The second phase of JD.com’s infrastructure saw container adoption. OS containers were used, which means that their existing applications and deployment architecture were forklifted onto containers. Containers were just smaller, faster versions of their previous physical machines and it was not a full-fledged adoption of container philosophy.
However, the advantages in terms of time and resources in the second phase were numerous due to container adoption. OpenStack was used as the orchestration layer, with the nova Docker driver for container management. The team adopted Docker as the container platform and added some new features to it. All applications moved to containers, which reduced computing resource requests to a few minutes from a week. The average deployment density of applications and physical machine utilization increased three times. The team also built unified APIs to perform deployments. This was internally called JDOS (JD Datacenter Operating System) 1.0.

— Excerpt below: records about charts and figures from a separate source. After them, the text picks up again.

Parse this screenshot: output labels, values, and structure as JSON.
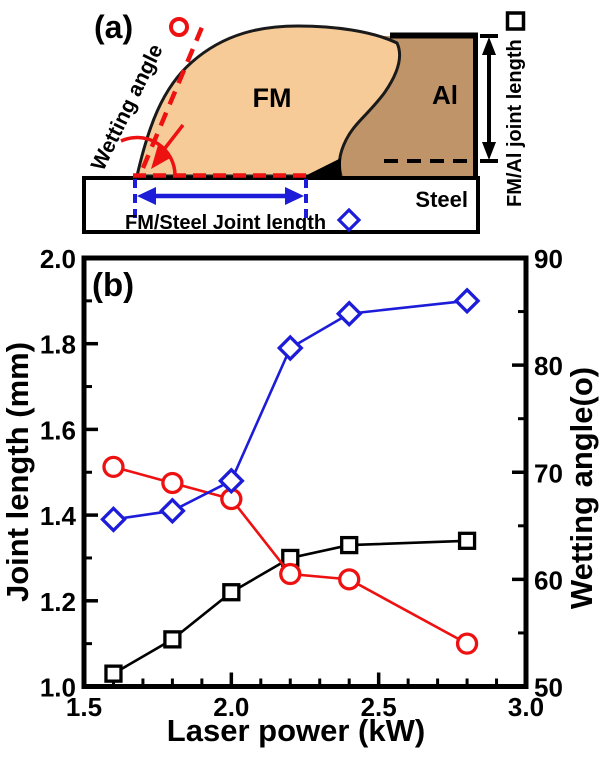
{
  "figure": {
    "panel_a": {
      "label": "(a)",
      "fm_label": "FM",
      "al_label": "Al",
      "steel_label": "Steel",
      "wetting_angle_label": "Wetting angle",
      "fm_steel_joint_label": "FM/Steel Joint length",
      "fm_al_joint_label": "FM/Al joint length",
      "colors": {
        "fm_fill": "#f7cb97",
        "al_fill": "#bf9468",
        "red": "#ee1111",
        "blue": "#1c1cd9"
      }
    },
    "panel_b": {
      "label": "(b)"
    }
  },
  "chart_data": {
    "type": "line",
    "x": [
      1.6,
      1.8,
      2.0,
      2.2,
      2.4,
      2.8
    ],
    "xlabel": "Laser power (kW)",
    "xlim": [
      1.5,
      3.0
    ],
    "x_ticks": [
      1.5,
      2.0,
      2.5,
      3.0
    ],
    "x_minor_step": 0.1,
    "left_axis": {
      "label": "Joint length (mm)",
      "lim": [
        1.0,
        2.0
      ],
      "ticks": [
        1.0,
        1.2,
        1.4,
        1.6,
        1.8,
        2.0
      ],
      "minor_step": 0.1
    },
    "right_axis": {
      "label": "Wetting angle(o)",
      "lim": [
        50,
        90
      ],
      "ticks": [
        50,
        60,
        70,
        80,
        90
      ],
      "minor_step": 5
    },
    "grid": false,
    "legend": "none (series identified by markers in panel a)",
    "series": [
      {
        "name": "FM/Al joint length",
        "axis": "left",
        "marker": "square",
        "color": "#000000",
        "values": [
          1.03,
          1.11,
          1.22,
          1.3,
          1.33,
          1.34
        ]
      },
      {
        "name": "Wetting angle",
        "axis": "right",
        "marker": "circle",
        "color": "#ee1111",
        "values": [
          70.5,
          69,
          67.5,
          60.5,
          60,
          54
        ]
      },
      {
        "name": "FM/Steel joint length",
        "axis": "left",
        "marker": "diamond",
        "color": "#1c1cd9",
        "values": [
          1.39,
          1.41,
          1.48,
          1.79,
          1.87,
          1.9
        ]
      }
    ]
  }
}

The OpenStack based setup had between 4000 to 10000 compute nodes in a single cluster. The JD.com team were running close to 150,000 containers by November 2016. This helped them to handle high traffic during two online promotions of the site, including one on 11 Nov 2016, which saw around 30 million fulfilled orders.
The move to containers paved the way for the engineering team to change their deployment architecture to use the container as the unit of deployment after the second phase. The team called this JDOS 2.0. The focus of this approach was not just infra management, but container management with application awareness. The design had two abstractions - System and Application. A "System" consists of several "Applications", with each application having several pods which provide the same service. A System corresponds to a Kubernetes namespace.

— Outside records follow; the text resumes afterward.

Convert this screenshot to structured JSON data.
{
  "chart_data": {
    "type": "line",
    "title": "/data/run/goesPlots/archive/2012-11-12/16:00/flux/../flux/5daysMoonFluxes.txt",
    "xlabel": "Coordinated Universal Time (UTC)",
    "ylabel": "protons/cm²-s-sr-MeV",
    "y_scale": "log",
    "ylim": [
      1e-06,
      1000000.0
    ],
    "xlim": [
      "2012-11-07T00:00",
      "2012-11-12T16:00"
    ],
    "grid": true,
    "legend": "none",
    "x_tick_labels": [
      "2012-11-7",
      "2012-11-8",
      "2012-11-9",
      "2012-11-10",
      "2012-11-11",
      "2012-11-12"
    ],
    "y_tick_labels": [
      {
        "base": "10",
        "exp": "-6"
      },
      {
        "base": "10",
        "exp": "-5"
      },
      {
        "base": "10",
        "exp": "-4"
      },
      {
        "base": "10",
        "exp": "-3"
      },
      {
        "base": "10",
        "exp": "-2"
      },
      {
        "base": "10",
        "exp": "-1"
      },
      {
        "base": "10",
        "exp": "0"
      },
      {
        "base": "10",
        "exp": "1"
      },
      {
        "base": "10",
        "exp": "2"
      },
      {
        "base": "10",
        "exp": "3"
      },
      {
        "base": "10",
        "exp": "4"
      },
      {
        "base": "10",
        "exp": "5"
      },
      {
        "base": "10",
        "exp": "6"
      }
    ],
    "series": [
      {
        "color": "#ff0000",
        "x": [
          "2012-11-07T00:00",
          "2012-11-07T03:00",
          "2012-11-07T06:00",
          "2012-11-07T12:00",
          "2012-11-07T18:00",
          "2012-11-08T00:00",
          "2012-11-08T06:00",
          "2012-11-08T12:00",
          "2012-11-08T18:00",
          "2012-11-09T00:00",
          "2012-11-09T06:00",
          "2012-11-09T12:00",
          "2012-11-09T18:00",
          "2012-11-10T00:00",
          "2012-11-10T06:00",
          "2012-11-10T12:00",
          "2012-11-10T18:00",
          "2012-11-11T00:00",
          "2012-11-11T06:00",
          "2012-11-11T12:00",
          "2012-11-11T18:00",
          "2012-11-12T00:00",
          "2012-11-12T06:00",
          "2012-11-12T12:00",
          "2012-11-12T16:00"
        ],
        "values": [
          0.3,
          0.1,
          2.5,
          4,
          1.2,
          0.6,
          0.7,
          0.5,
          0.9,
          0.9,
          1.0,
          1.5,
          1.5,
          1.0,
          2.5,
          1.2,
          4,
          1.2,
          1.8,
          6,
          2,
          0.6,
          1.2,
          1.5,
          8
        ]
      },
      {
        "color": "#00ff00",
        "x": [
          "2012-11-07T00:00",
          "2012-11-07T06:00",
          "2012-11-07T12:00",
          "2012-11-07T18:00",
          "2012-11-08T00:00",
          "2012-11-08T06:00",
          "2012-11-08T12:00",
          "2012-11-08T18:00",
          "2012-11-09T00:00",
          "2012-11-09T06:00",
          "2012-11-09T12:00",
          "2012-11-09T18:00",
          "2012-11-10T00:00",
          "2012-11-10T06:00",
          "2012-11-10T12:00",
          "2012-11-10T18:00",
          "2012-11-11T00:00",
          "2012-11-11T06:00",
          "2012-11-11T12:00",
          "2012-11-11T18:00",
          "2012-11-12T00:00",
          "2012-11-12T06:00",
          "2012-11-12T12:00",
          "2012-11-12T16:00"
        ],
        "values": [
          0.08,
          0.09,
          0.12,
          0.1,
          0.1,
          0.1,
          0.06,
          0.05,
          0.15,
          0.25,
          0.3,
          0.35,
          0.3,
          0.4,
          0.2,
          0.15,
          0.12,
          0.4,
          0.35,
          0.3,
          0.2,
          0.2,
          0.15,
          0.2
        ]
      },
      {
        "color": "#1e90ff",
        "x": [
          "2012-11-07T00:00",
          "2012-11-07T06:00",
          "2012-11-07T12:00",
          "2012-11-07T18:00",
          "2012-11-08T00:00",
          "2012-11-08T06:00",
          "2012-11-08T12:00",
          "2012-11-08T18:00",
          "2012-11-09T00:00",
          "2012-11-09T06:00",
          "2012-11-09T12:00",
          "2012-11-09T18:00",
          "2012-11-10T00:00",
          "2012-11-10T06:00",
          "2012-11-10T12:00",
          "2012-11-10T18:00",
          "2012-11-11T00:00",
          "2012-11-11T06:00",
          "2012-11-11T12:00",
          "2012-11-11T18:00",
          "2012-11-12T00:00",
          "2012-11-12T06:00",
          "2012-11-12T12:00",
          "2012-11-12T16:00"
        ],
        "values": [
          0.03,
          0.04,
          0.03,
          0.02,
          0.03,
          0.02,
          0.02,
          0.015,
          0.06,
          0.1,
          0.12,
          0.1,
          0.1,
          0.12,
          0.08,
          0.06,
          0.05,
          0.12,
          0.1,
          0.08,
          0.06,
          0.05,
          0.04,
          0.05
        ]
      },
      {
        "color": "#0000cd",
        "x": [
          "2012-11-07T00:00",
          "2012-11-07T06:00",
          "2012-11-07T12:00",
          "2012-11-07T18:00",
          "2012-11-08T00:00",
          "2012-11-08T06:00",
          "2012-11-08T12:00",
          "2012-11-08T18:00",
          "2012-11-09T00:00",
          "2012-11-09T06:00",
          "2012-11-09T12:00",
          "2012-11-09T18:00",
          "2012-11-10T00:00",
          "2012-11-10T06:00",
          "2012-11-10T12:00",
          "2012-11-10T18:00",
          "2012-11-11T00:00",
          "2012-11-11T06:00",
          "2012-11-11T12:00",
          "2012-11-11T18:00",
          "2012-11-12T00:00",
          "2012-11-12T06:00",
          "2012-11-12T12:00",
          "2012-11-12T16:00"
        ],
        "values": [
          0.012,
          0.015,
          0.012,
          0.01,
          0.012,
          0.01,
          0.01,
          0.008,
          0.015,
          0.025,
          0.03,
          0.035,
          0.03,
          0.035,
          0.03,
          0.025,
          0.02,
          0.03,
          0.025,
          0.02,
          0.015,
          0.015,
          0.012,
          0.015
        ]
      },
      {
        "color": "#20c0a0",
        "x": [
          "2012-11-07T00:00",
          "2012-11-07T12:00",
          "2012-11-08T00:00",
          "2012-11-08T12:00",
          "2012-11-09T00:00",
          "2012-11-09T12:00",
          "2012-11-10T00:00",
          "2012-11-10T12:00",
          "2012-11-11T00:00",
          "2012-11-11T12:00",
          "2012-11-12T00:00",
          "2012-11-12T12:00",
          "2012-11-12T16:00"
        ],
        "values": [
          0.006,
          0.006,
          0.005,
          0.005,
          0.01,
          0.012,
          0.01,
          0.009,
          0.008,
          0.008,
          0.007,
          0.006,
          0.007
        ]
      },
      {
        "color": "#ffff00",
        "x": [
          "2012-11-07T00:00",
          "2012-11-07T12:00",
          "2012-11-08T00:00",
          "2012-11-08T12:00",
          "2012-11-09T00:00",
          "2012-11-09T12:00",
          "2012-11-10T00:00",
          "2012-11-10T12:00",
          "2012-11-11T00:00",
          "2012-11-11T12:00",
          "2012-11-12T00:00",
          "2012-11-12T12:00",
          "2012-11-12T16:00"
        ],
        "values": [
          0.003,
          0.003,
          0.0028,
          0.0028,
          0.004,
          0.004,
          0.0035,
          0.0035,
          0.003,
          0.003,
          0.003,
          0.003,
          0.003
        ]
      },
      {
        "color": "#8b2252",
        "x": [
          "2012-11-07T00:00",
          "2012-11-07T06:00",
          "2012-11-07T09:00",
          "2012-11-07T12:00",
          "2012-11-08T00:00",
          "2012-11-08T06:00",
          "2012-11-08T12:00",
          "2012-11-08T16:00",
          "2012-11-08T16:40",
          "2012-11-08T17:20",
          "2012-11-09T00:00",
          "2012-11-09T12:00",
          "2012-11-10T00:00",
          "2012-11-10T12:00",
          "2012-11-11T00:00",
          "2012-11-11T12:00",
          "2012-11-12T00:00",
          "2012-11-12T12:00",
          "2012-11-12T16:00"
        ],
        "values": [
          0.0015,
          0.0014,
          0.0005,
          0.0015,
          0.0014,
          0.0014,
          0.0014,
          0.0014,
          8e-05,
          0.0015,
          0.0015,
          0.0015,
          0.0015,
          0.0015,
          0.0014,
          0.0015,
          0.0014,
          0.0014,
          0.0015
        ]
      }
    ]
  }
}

The components comprising the deployment pipeline and as well as the DevOps tools were containerized and deployed on the Kubernetes managed platform. These included Gitlab, Jenkins, Logstash, Harbor, Elasticsearch and Prometheus. A deployment process consists of source code and a Dockerfile being pushed to the repository and a Jenkins build. Jenkins was configured in master-slave mode, with a slave node for building and packaging the application and a similar node for building the container image. Harbor, an open source Docker registry, was used to store the created images.
Image courtesy : http://blog.kubernetes.io/2017/02/inside-jd-com-shift-to-kubernetes-from-openstack.html
For better integration between Kubelets and OpenStack Neutron, JD.com developed their own solution called Cane, based on the Container Networking Interface standard. Cane takes care of notifying the Neutron Load-balancing-as-a-service (LBaaS) when a Kubernetes load balancer is created, deleted or modified. A component called Hades inside Cane provides an internal DNS resolution service for the Pods.